Another person said "Will you, the part of me that is responsible for this pattern of behavior, accept the choices generated by my creativity?" And the answer was "No." And properly so. Your creativity doesn't know a thing about your behavior in this area. The part that's got to make a selection is the part that is responsible for your behavior. It's the one that knows about that.
Man: What if the unconscious creative part refuses to give any choices?
It never happens if you are respectful of it. If you as a therapist are disrespectful of people's creativity and their unconscious, it will simply cease communicating with you.
Woman: My partner and I found that our conscious minds were most unaccepting of change.
I totally agree with that. That's very true of therapists, especially if the choices were left unconscious. It's not necessarily true of other groups in the population. And it figures, because therapists have very nosy conscious minds. Almost every modern humanistic psychotheo-logy I know implies that it is necessary to be conscious in order to make changes. That's absurd.

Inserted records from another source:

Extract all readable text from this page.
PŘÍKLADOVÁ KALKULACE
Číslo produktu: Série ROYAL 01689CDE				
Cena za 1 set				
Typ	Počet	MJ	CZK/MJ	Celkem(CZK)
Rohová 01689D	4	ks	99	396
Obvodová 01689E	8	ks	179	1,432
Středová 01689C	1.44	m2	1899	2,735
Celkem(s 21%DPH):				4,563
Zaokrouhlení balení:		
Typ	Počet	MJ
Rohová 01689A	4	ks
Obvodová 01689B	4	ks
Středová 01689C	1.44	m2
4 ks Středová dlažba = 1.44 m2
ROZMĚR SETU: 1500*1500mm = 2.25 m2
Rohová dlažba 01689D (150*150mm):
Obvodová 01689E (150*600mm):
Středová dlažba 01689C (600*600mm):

Woman: I'm confused about awareness and consciousness. Gestalt therapy talks about the importance of awareness, and—
When Fritz Perls said "Lose your mind and come to your senses," and to have awareness, I think he was talking about experience. I think he suspected that you could have sensory perception without intervening consciousness. He wrote about what he referred to as the "DMZ of experience," in which he said that talking to yourself was being as far removed from experience as you could be. He said that making visual images was a little bit closer to having experience. And he said having feelings was being as close as you could get to having experience, and that the "DMZ" is very different than behaving and acting in the real world.
I think what he was alluding to is that you can have experience without reflexive consciousness, and he called that "being in the here and now." We call it "uptime." It's the strategy we've used to organize our perceptions and responses in this workshop with you. In uptime, you don't talk to yourself, you don't have pictures and you don't have feelings. You simply access sensory experience and respond to it directly.
Gestalt therapy has an implicit rule that accessing cues are bad, because you must be avoiding. If you look away, you are avoiding. And when you are looking away you are in internal experience, which we call "downtime." Fritz wanted everybody to be in uptime. However, he was inside telling himself that it was better to be in uptime! He was a very creative person and I think that's what he meant, but it's really hard to know.